Species of orchid endemic to Western Australia

Caladenia abbreviata, commonly known as the coastal spider orchid, is a plant in the orchid family Orchidaceae and is endemic to the south-west of Western Australia. It has a single erect, hairy leaf and up to three pale, creamy-yellow flowers on a flowering stem up to 35 cm high. Although the flowers have long, thread-like petals and sepals, they are shorter and darker than those of other spider orchids. It is a rare, relatively recently discovered species although often found near human activities.

==Description==
Caladenia abbreviata is a terrestrial, perennial, deciduous, herb with an underground tuber and a single erect, hairy leaf 8-20 cm long and 4-5 mm wide. The inflorescence is a raceme, 20-35 cm high with up to three flowers, each flower 6-8 cm long and 5-7 cm wide. The dorsal sepal is erect and the lateral sepals and petal spread widely, have dark, glandular tips and are less than 4 cm long. The labellum is white with prominent red stripes with two rows of white calli along its centre. Flowering occurs between October and early December and is followed by a non-fleshy, dehiscent capsule containing a large number of seeds.

==Taxonomy and naming==
Caladenia abbreviata was first formally described by Stephen Hopper and Andrew Brown in 2001 from a specimen collected at Cosy Corner near Torbay. The description was published in Nuytsia. The specific epithet (abbreviata) is a Latin word meaning "shortened", referring to the relatively short petals and lateral sepals of this species.

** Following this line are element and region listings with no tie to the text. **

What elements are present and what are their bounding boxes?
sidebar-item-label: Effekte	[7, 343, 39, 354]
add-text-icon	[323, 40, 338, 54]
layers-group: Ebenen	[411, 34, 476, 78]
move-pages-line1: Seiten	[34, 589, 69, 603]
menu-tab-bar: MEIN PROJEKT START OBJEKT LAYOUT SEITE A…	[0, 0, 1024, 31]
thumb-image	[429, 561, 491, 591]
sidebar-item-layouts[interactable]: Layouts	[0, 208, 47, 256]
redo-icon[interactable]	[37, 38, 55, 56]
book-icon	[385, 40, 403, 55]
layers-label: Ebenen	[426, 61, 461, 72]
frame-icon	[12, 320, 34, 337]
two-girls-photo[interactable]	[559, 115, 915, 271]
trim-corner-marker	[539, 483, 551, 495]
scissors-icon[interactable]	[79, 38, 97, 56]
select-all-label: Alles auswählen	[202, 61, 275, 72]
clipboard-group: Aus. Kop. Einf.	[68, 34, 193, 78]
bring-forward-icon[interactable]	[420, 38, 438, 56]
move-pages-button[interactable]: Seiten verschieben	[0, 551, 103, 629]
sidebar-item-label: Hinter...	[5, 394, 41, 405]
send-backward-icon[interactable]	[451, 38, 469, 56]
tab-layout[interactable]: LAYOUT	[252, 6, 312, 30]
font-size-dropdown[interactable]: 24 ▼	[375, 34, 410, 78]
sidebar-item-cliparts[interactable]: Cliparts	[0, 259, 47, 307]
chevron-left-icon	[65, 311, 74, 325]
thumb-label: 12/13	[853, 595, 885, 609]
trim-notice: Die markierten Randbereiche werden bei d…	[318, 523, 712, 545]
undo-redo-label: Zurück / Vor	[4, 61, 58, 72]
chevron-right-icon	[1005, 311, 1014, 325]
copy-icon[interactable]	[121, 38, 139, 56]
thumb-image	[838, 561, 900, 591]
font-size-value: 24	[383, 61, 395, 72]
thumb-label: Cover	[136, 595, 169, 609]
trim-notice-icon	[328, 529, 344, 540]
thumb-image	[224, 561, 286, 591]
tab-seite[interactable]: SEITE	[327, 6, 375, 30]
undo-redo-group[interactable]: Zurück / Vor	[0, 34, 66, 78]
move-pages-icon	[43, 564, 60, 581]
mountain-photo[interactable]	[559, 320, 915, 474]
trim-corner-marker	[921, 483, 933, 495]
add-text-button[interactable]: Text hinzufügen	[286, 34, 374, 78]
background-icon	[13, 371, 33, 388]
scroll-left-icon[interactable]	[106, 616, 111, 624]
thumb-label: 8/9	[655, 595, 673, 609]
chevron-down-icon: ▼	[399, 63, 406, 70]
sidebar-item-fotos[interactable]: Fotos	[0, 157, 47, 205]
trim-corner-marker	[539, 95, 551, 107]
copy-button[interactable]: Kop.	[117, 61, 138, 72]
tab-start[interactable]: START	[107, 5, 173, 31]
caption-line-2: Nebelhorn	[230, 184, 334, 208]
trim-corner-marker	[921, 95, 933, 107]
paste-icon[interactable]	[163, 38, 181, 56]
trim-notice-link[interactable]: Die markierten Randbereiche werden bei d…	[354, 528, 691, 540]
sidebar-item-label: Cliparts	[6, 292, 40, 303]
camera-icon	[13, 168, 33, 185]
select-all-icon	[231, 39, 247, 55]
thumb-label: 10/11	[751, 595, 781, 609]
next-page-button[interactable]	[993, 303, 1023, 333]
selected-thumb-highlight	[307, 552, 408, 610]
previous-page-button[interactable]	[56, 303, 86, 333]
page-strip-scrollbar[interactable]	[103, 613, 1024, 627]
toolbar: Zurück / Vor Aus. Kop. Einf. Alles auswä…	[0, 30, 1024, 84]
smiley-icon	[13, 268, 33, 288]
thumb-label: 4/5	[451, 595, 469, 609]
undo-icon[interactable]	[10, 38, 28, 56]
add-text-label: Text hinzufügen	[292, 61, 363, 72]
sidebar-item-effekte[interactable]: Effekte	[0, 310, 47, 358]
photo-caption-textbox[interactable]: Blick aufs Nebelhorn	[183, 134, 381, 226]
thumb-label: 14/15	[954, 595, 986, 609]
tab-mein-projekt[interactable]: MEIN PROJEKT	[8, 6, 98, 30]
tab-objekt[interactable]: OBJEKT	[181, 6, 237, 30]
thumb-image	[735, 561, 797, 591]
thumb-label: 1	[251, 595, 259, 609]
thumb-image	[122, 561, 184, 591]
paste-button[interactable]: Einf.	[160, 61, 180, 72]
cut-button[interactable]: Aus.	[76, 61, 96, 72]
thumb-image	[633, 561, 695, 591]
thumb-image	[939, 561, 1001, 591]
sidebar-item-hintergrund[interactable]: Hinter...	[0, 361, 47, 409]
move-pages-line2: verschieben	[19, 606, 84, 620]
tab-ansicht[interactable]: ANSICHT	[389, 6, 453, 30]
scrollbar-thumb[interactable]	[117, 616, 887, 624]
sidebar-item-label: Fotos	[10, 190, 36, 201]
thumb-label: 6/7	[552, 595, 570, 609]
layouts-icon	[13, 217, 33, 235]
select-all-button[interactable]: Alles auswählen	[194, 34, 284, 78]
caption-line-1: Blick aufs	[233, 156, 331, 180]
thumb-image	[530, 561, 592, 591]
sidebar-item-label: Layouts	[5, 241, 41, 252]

==Distribution and habitat==
Coastal spider orchid occurs in scattered locations between Yallingup and William Bay in the Warren biogeographic region where it grows in consolidated sand dunes and in disturbed places such as the edges of tracks and firebreaks.

==Ecology==
Caladenia abbreviata attracts its pollinator via sexual deception. It is pollinated by an undescribed species of thynnine wasp from the genus Rhytidothynnus.

==Conservation==
Caladenia abbreviata is classified as "Priority Three" by the Western Australian Government Department of Parks and Wildlife, meaning that it is poorly known and known from only a few locations but is not under imminent threat.